Contes sur le suicide by Maupassant Guy de

Contes sur le suicide by Maupassant Guy de

Auteur:Maupassant, Guy de [Maupassant, Guy de]
La langue: fra
Format: epub
Tags: Littérature française
Éditeur: Allia
Publié: 2015-01-05T23:00:00+00:00


III

QUAND les assiettes furent pleines, le rôdeur se mit à avaler sa soupe avidement par cuillerées rapides. L’abbé n’avait plus faim, et il humait seulement avec lenteur le savoureux bouillon des choux, laissant le pain au fond de son assiette.

Tout à coup il demanda :

“Comment vous appelez-vous ?”

L’homme rit, satisfait d’apaiser sa faim.

“Père inconnu, dit-il, pas d’autre nom de famille que celui de ma mère que vous n’aurez probablement pas encore oublié. J’ai, par contre, deux prénoms qui ne me vont guère, entre parenthèses, Philippe-Auguste.”

L’abbé pâlit et demanda, la gorge serrée :

“Pourquoi vous a-t-on donné ces prénoms ?”

Le vagabond haussa les épaules.

“Vous devez bien le deviner. Après vous avoir quitté, maman a voulu faire croire à votre rival que j’étais à lui, et il l’a cru à peu près jusqu’à mon âge de quinze ans. Mais, à ce moment-là, j’ai commencé à vous ressembler trop. Et il m’a renié, la canaille. On m’avait donc donné ses deux prénoms, Philippe-Auguste ; et si j’avais eu la chance de ne ressembler à personne ou d’être simplement le fils d’un troisième larron qui ne se serait pas montré, je m’appellerais aujourd’hui le vicomte Philippe-Auguste de Pravallon, fils tardivement reconnu du comte du même nom, sénateur. Moi, je me suis baptisé : “Pas de veine.”

– Comment savez-vous tout cela ?

– Parce qu’il y a eu des explications devant moi, parbleu, et de rudes explications, allez. Ah ! c’est ça qui vous apprend la vie.”

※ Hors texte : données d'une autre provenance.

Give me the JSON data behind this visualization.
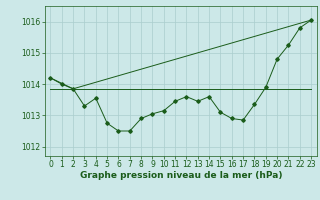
{
  "xlabel": "Graphe pression niveau de la mer (hPa)",
  "background_color": "#cce8e8",
  "grid_color": "#aacece",
  "line_color": "#1a5c1a",
  "ylim": [
    1011.7,
    1016.5
  ],
  "xlim": [
    -0.5,
    23.5
  ],
  "yticks": [
    1012,
    1013,
    1014,
    1015,
    1016
  ],
  "xticks": [
    0,
    1,
    2,
    3,
    4,
    5,
    6,
    7,
    8,
    9,
    10,
    11,
    12,
    13,
    14,
    15,
    16,
    17,
    18,
    19,
    20,
    21,
    22,
    23
  ],
  "line1_x": [
    0,
    1,
    2,
    3,
    4,
    5,
    6,
    7,
    8,
    9,
    10,
    11,
    12,
    13,
    14,
    15,
    16,
    17,
    18,
    19,
    20,
    21,
    22,
    23
  ],
  "line1_y": [
    1014.2,
    1014.0,
    1013.85,
    1013.3,
    1013.55,
    1012.75,
    1012.5,
    1012.5,
    1012.9,
    1013.05,
    1013.15,
    1013.45,
    1013.6,
    1013.45,
    1013.6,
    1013.1,
    1012.9,
    1012.85,
    1013.35,
    1013.9,
    1014.8,
    1015.25,
    1015.8,
    1016.05
  ],
  "line2_x": [
    0,
    2,
    23
  ],
  "line2_y": [
    1014.2,
    1013.85,
    1016.05
  ],
  "line3_x": [
    0,
    23
  ],
  "line3_y": [
    1013.85,
    1013.85
  ],
  "tick_fontsize": 5.5,
  "label_fontsize": 6.5
}
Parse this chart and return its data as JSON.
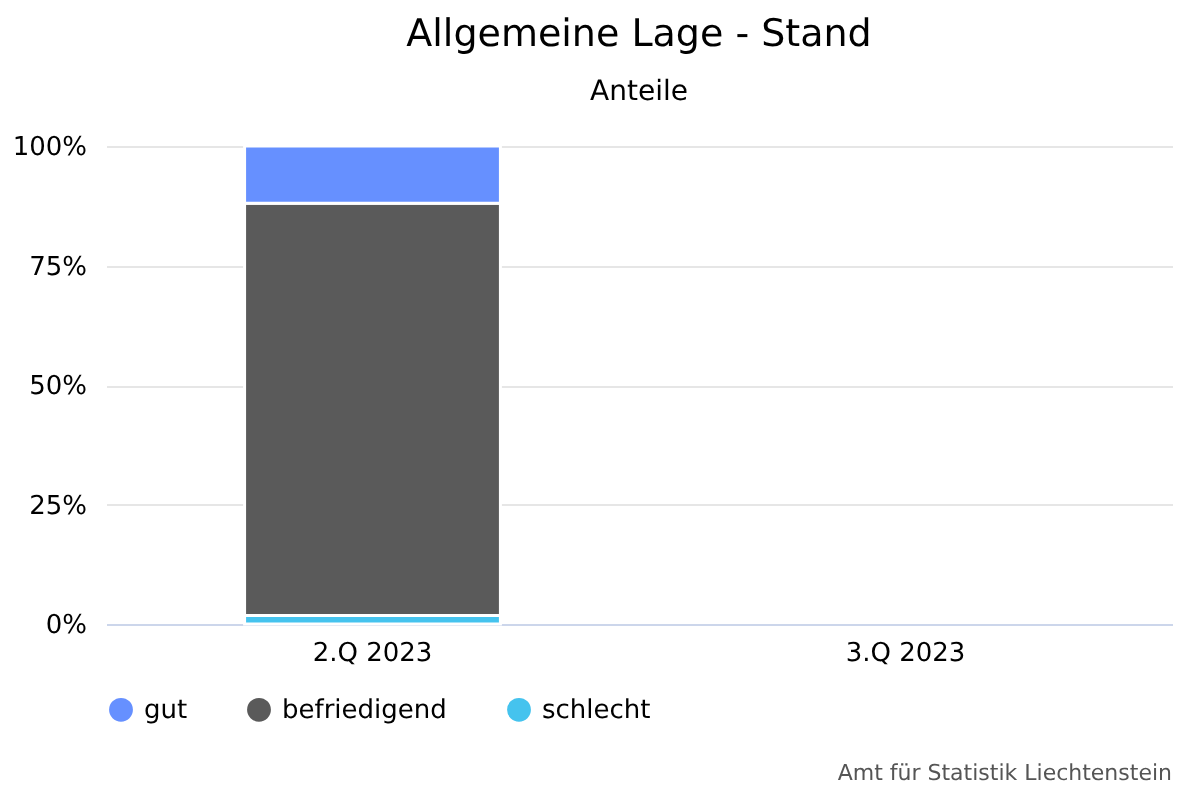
{
  "chart_data": {
    "type": "bar",
    "title": "Allgemeine Lage - Stand",
    "subtitle": "Anteile",
    "categories": [
      "2.Q 2023",
      "3.Q 2023"
    ],
    "stacked": true,
    "series": [
      {
        "name": "schlecht",
        "color": "#45c3ee",
        "values": [
          1.8,
          null
        ]
      },
      {
        "name": "befriedigend",
        "color": "#5a5a5a",
        "values": [
          86.2,
          null
        ]
      },
      {
        "name": "gut",
        "color": "#6690ff",
        "values": [
          12.0,
          null
        ]
      }
    ],
    "ylim": [
      0,
      100
    ],
    "yticks": [
      {
        "value": 0,
        "label": "0%"
      },
      {
        "value": 25,
        "label": "25%"
      },
      {
        "value": 50,
        "label": "50%"
      },
      {
        "value": 75,
        "label": "75%"
      },
      {
        "value": 100,
        "label": "100%"
      }
    ],
    "grid": "y",
    "legend": "bottom",
    "annotations": [
      "Amt für Statistik Liechtenstein"
    ]
  }
}
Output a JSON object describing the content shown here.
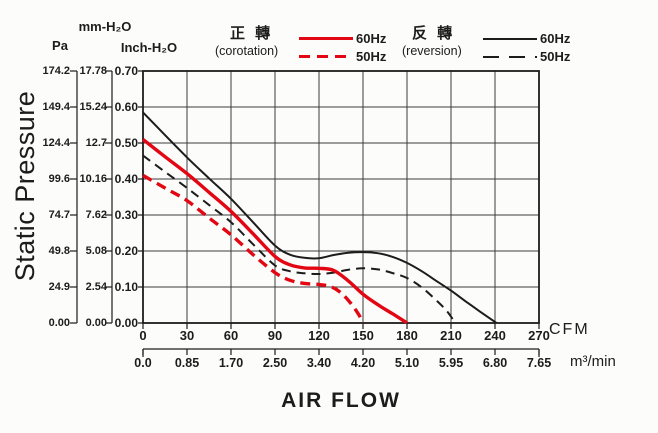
{
  "colors": {
    "red": "#e30613",
    "black": "#1c1c1c",
    "grid": "#3d3d3d",
    "frame": "#1c1c1c",
    "background": "#fcfcfa"
  },
  "y_axis": {
    "title": "Static Pressure",
    "unit_pa": "Pa",
    "unit_mm": "mm-H₂O",
    "unit_inch": "Inch-H₂O",
    "pa_ticks": [
      "174.2",
      "149.4",
      "124.4",
      "99.6",
      "74.7",
      "49.8",
      "24.9",
      "0.00"
    ],
    "mm_ticks": [
      "17.78",
      "15.24",
      "12.7",
      "10.16",
      "7.62",
      "5.08",
      "2.54",
      "0.00"
    ],
    "inch_ticks": [
      "0.70",
      "0.60",
      "0.50",
      "0.40",
      "0.30",
      "0.20",
      "0.10",
      "0.00"
    ]
  },
  "x_axis": {
    "title": "AIR FLOW",
    "cfm_ticks": [
      "0",
      "30",
      "60",
      "90",
      "120",
      "150",
      "180",
      "210",
      "240",
      "270"
    ],
    "cfm_unit": "CFM",
    "m3_ticks": [
      "0.0",
      "0.85",
      "1.70",
      "2.50",
      "3.40",
      "4.20",
      "5.10",
      "5.95",
      "6.80",
      "7.65"
    ],
    "m3_unit": "m³/min"
  },
  "legend": {
    "corotation": {
      "title": "正 轉",
      "subtitle": "(corotation)",
      "hz60": "60Hz",
      "hz50": "50Hz"
    },
    "reversion": {
      "title": "反 轉",
      "subtitle": "(reversion)",
      "hz60": "60Hz",
      "hz50": "50Hz"
    }
  },
  "chart_data": {
    "type": "line",
    "title": "Fan static pressure vs air flow",
    "xlabel": "AIR FLOW",
    "ylabel": "Static Pressure",
    "x_units": [
      "CFM",
      "m³/min"
    ],
    "y_units": [
      "Pa",
      "mm-H₂O",
      "Inch-H₂O"
    ],
    "x_range_cfm": [
      0,
      270
    ],
    "y_range_inch_h2o": [
      0,
      0.7
    ],
    "grid": true,
    "x_grid_step_cfm": 30,
    "y_grid_step_inch": 0.1,
    "x_ticks_cfm": [
      0,
      30,
      60,
      90,
      120,
      150,
      180,
      210,
      240,
      270
    ],
    "x_ticks_m3min": [
      0.0,
      0.85,
      1.7,
      2.5,
      3.4,
      4.2,
      5.1,
      5.95,
      6.8,
      7.65
    ],
    "y_ticks_inch_h2o": [
      0.7,
      0.6,
      0.5,
      0.4,
      0.3,
      0.2,
      0.1,
      0.0
    ],
    "y_ticks_mm_h2o": [
      17.78,
      15.24,
      12.7,
      10.16,
      7.62,
      5.08,
      2.54,
      0.0
    ],
    "y_ticks_pa": [
      174.2,
      149.4,
      124.4,
      99.6,
      74.7,
      49.8,
      24.9,
      0.0
    ],
    "legend_position": "top",
    "series": [
      {
        "name": "reversion-60hz",
        "legend": "反轉 (reversion) 60Hz",
        "color": "#1c1c1c",
        "dash": "solid",
        "width": 2,
        "points_cfm_inch": [
          [
            0,
            0.585
          ],
          [
            15,
            0.522
          ],
          [
            30,
            0.46
          ],
          [
            45,
            0.402
          ],
          [
            60,
            0.345
          ],
          [
            75,
            0.28
          ],
          [
            90,
            0.215
          ],
          [
            100,
            0.19
          ],
          [
            110,
            0.181
          ],
          [
            120,
            0.18
          ],
          [
            130,
            0.189
          ],
          [
            140,
            0.195
          ],
          [
            150,
            0.197
          ],
          [
            160,
            0.194
          ],
          [
            170,
            0.184
          ],
          [
            180,
            0.167
          ],
          [
            190,
            0.144
          ],
          [
            200,
            0.117
          ],
          [
            210,
            0.09
          ],
          [
            220,
            0.06
          ],
          [
            230,
            0.031
          ],
          [
            241,
            0
          ]
        ]
      },
      {
        "name": "reversion-50hz",
        "legend": "反轉 (reversion) 50Hz",
        "color": "#1c1c1c",
        "dash": "dashed",
        "width": 2,
        "points_cfm_inch": [
          [
            0,
            0.465
          ],
          [
            15,
            0.42
          ],
          [
            30,
            0.375
          ],
          [
            45,
            0.328
          ],
          [
            60,
            0.28
          ],
          [
            75,
            0.219
          ],
          [
            90,
            0.16
          ],
          [
            100,
            0.144
          ],
          [
            110,
            0.138
          ],
          [
            120,
            0.136
          ],
          [
            130,
            0.14
          ],
          [
            140,
            0.148
          ],
          [
            150,
            0.152
          ],
          [
            160,
            0.149
          ],
          [
            170,
            0.139
          ],
          [
            180,
            0.125
          ],
          [
            190,
            0.099
          ],
          [
            200,
            0.063
          ],
          [
            207,
            0.034
          ],
          [
            213,
            0
          ]
        ]
      },
      {
        "name": "corotation-60hz",
        "legend": "正轉 (corotation) 60Hz",
        "color": "#e30613",
        "dash": "solid",
        "width": 3.4,
        "points_cfm_inch": [
          [
            0,
            0.51
          ],
          [
            15,
            0.462
          ],
          [
            30,
            0.415
          ],
          [
            45,
            0.363
          ],
          [
            60,
            0.31
          ],
          [
            75,
            0.248
          ],
          [
            90,
            0.185
          ],
          [
            100,
            0.162
          ],
          [
            110,
            0.153
          ],
          [
            120,
            0.152
          ],
          [
            130,
            0.146
          ],
          [
            140,
            0.117
          ],
          [
            150,
            0.08
          ],
          [
            160,
            0.051
          ],
          [
            170,
            0.026
          ],
          [
            180,
            0
          ]
        ]
      },
      {
        "name": "corotation-50hz",
        "legend": "正轉 (corotation) 50Hz",
        "color": "#e30613",
        "dash": "dashed",
        "width": 3.4,
        "points_cfm_inch": [
          [
            0,
            0.41
          ],
          [
            15,
            0.375
          ],
          [
            30,
            0.34
          ],
          [
            45,
            0.292
          ],
          [
            60,
            0.245
          ],
          [
            75,
            0.19
          ],
          [
            90,
            0.14
          ],
          [
            100,
            0.119
          ],
          [
            110,
            0.11
          ],
          [
            120,
            0.107
          ],
          [
            128,
            0.101
          ],
          [
            135,
            0.084
          ],
          [
            142,
            0.053
          ],
          [
            147,
            0.024
          ],
          [
            150,
            0
          ]
        ]
      }
    ]
  }
}
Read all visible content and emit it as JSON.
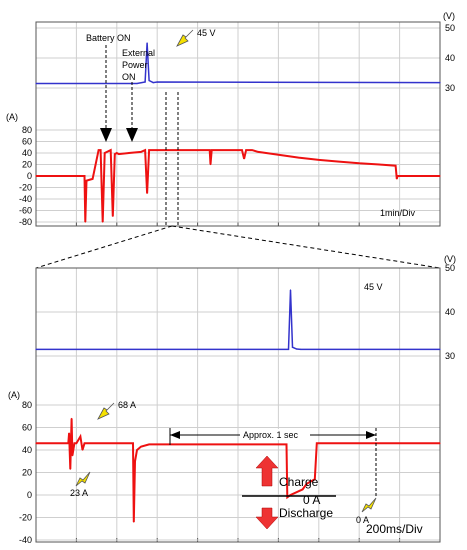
{
  "chart_data": [
    {
      "type": "line",
      "title": "",
      "scale_label": "1min/Div",
      "voltage_axis": {
        "unit": "(V)",
        "ylim": [
          25,
          50
        ],
        "ticks": [
          30,
          40,
          50
        ]
      },
      "current_axis": {
        "unit": "(A)",
        "ylim": [
          -80,
          80
        ],
        "ticks": [
          80,
          60,
          40,
          20,
          0,
          -20,
          -40,
          -60,
          -80
        ]
      },
      "grid": true,
      "x_divisions": 10,
      "series": [
        {
          "color": "#3333cc",
          "axis": "voltage",
          "x": [
            0,
            2.5,
            2.7,
            2.75,
            2.8,
            2.9,
            3.0,
            10
          ],
          "y": [
            31.5,
            31.5,
            32.0,
            45.0,
            32.5,
            31.8,
            32.0,
            31.8
          ]
        },
        {
          "color": "#ee1111",
          "axis": "current",
          "x": [
            0,
            1.2,
            1.22,
            1.25,
            1.4,
            1.55,
            1.6,
            1.65,
            1.7,
            1.85,
            1.9,
            1.95,
            2.0,
            2.05,
            2.3,
            2.6,
            2.7,
            2.75,
            2.8,
            4.3,
            4.32,
            4.35,
            5.1,
            5.15,
            5.2,
            5.35,
            5.5,
            6.0,
            6.5,
            7.0,
            7.5,
            8.0,
            8.5,
            8.9,
            8.93,
            8.95,
            10
          ],
          "y": [
            0,
            0,
            -80,
            -8,
            -5,
            45,
            45,
            -80,
            40,
            45,
            -70,
            38,
            40,
            38,
            40,
            42,
            45,
            -30,
            45,
            45,
            20,
            45,
            45,
            30,
            45,
            45,
            42,
            37,
            32,
            28,
            25,
            22,
            20,
            18,
            -5,
            0,
            0
          ]
        }
      ],
      "annotations": [
        {
          "text": "Battery ON"
        },
        {
          "text": "External Power ON"
        },
        {
          "text": "45 V"
        }
      ]
    },
    {
      "type": "line",
      "title": "",
      "scale_label": "200ms/Div",
      "voltage_axis": {
        "unit": "(V)",
        "ylim": [
          25,
          50
        ],
        "ticks": [
          30,
          40,
          50
        ]
      },
      "current_axis": {
        "unit": "(A)",
        "ylim": [
          -40,
          80
        ],
        "ticks": [
          80,
          60,
          40,
          20,
          0,
          -20,
          -40
        ]
      },
      "grid": true,
      "x_divisions": 10,
      "series": [
        {
          "color": "#3333cc",
          "axis": "voltage",
          "x": [
            0,
            6.25,
            6.3,
            6.35,
            6.45,
            6.55,
            10
          ],
          "y": [
            31.5,
            31.5,
            45.0,
            32.0,
            31.6,
            31.5,
            31.5
          ]
        },
        {
          "color": "#ee1111",
          "axis": "current",
          "x": [
            0,
            0.8,
            0.82,
            0.85,
            0.88,
            0.9,
            0.95,
            1.0,
            1.1,
            1.15,
            1.2,
            2.4,
            2.42,
            2.45,
            2.5,
            2.6,
            2.8,
            3.5,
            6.2,
            6.22,
            6.3,
            6.6,
            6.7,
            6.9,
            6.95,
            10
          ],
          "y": [
            46,
            46,
            55,
            23,
            68,
            35,
            46,
            46,
            52,
            40,
            46,
            46,
            -24,
            30,
            40,
            43,
            45,
            45,
            45,
            -2,
            0,
            5,
            10,
            14,
            46,
            46
          ]
        }
      ],
      "annotations": [
        {
          "text": "45 V"
        },
        {
          "text": "68 A"
        },
        {
          "text": "23 A"
        },
        {
          "text": "Approx. 1 sec"
        },
        {
          "text": "Charge"
        },
        {
          "text": "0 A"
        },
        {
          "text": "Discharge"
        },
        {
          "text": "0 A"
        }
      ]
    }
  ]
}
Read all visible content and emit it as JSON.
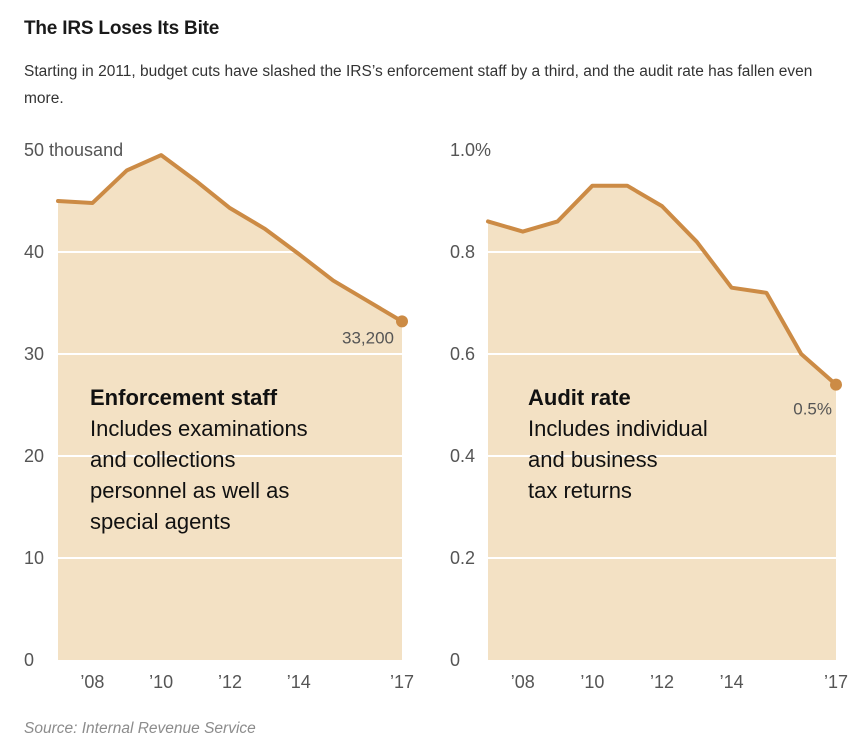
{
  "header": {
    "title": "The IRS Loses Its Bite",
    "subtitle": "Starting in 2011, budget cuts have slashed the IRS’s enforcement staff by a third, and the audit rate has fallen even more."
  },
  "source": "Source: Internal Revenue Service",
  "colors": {
    "fill": "#f3e1c4",
    "line": "#cc8b45",
    "grid": "#ffffff",
    "text": "#1a1a1a",
    "muted": "#555555"
  },
  "chart_data": [
    {
      "type": "area",
      "title": "Enforcement staff",
      "annotation_lines": [
        "Includes examinations",
        "and collections",
        "personnel as well as",
        "special agents"
      ],
      "x": [
        2007,
        2008,
        2009,
        2010,
        2011,
        2012,
        2013,
        2014,
        2015,
        2016,
        2017
      ],
      "values": [
        45,
        44.8,
        48,
        49.5,
        47,
        44.3,
        42.3,
        39.8,
        37.2,
        35.2,
        33.2
      ],
      "xlim": [
        2007,
        2017
      ],
      "ylim": [
        0,
        50
      ],
      "y_ticks": [
        0,
        10,
        20,
        30,
        40,
        50
      ],
      "y_tick_labels": [
        "0",
        "10",
        "20",
        "30",
        "40",
        "50 thousand"
      ],
      "x_ticks": [
        2008,
        2010,
        2012,
        2014,
        2017
      ],
      "x_tick_labels": [
        "’08",
        "’10",
        "’12",
        "’14",
        "’17"
      ],
      "end_label": "33,200"
    },
    {
      "type": "area",
      "title": "Audit rate",
      "annotation_lines": [
        "Includes individual",
        "and business",
        "tax returns"
      ],
      "x": [
        2007,
        2008,
        2009,
        2010,
        2011,
        2012,
        2013,
        2014,
        2015,
        2016,
        2017
      ],
      "values": [
        0.86,
        0.84,
        0.86,
        0.93,
        0.93,
        0.89,
        0.82,
        0.73,
        0.72,
        0.6,
        0.54
      ],
      "xlim": [
        2007,
        2017
      ],
      "ylim": [
        0,
        1.0
      ],
      "y_ticks": [
        0,
        0.2,
        0.4,
        0.6,
        0.8,
        1.0
      ],
      "y_tick_labels": [
        "0",
        "0.2",
        "0.4",
        "0.6",
        "0.8",
        "1.0%"
      ],
      "x_ticks": [
        2008,
        2010,
        2012,
        2014,
        2017
      ],
      "x_tick_labels": [
        "’08",
        "’10",
        "’12",
        "’14",
        "’17"
      ],
      "end_label": "0.5%"
    }
  ]
}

Quelque chose de plus pénible et de plus tenaillant que tout ce qu’il avait ressenti et souffert depuis une demi-heure oppressait le prêtre. C’était en lui une sorte d’étouffement qui commençait, qui allait grandir et finirait par le tuer, et cela lui venait, non pas tant des choses qu’il entendait, que de la façon dont elles étaient dites et de la figure de crapule du voyou qui les soulignait. Entre cet homme et lui, entre son fils et lui, il commençait à sentir à présent ce cloaque des saletés morales qui sont, pour certaines âmes, de mortels poisons. C’était son fils cela ? Il ne pouvait encore le croire. Il voulait toutes les preuves, toutes ; tout apprendre, tout entendre, tout écouter, tout souffrir. Il pensa de nouveau aux oliviers qui entouraient sa petite bastide, et il murmura pour la seconde fois : “Oh ! mon Dieu, secourez-moi.”

Philippe-Auguste avait fini sa soupe. Il demanda :

“On ne mange donc plus, l’abbé ?”

Comme la cuisine se trouvait en dehors de la maison, dans un bâtiment annexé, et que Marguerite ne pouvait entendre la voix de son curé, il la prévenait de ses besoins par quelques coups donnés sur un gong chinois suspendu près du mur, derrière lui.

Il prit donc le marteau de cuir et heurta plusieurs fois la plaque ronde de métal. Un son faible d’abord, s’en échappa, puis grandit, s’accentua, vibrant, aigu, suraigu, déchirant, horrible plainte du cuivre frappé.

La bonne apparut. Elle avait une figure crispée et elle jetait des regards furieux sur le maoufatan comme si elle eût pressenti, avec son instinct de chien fidèle, le drame abattu sur son maître.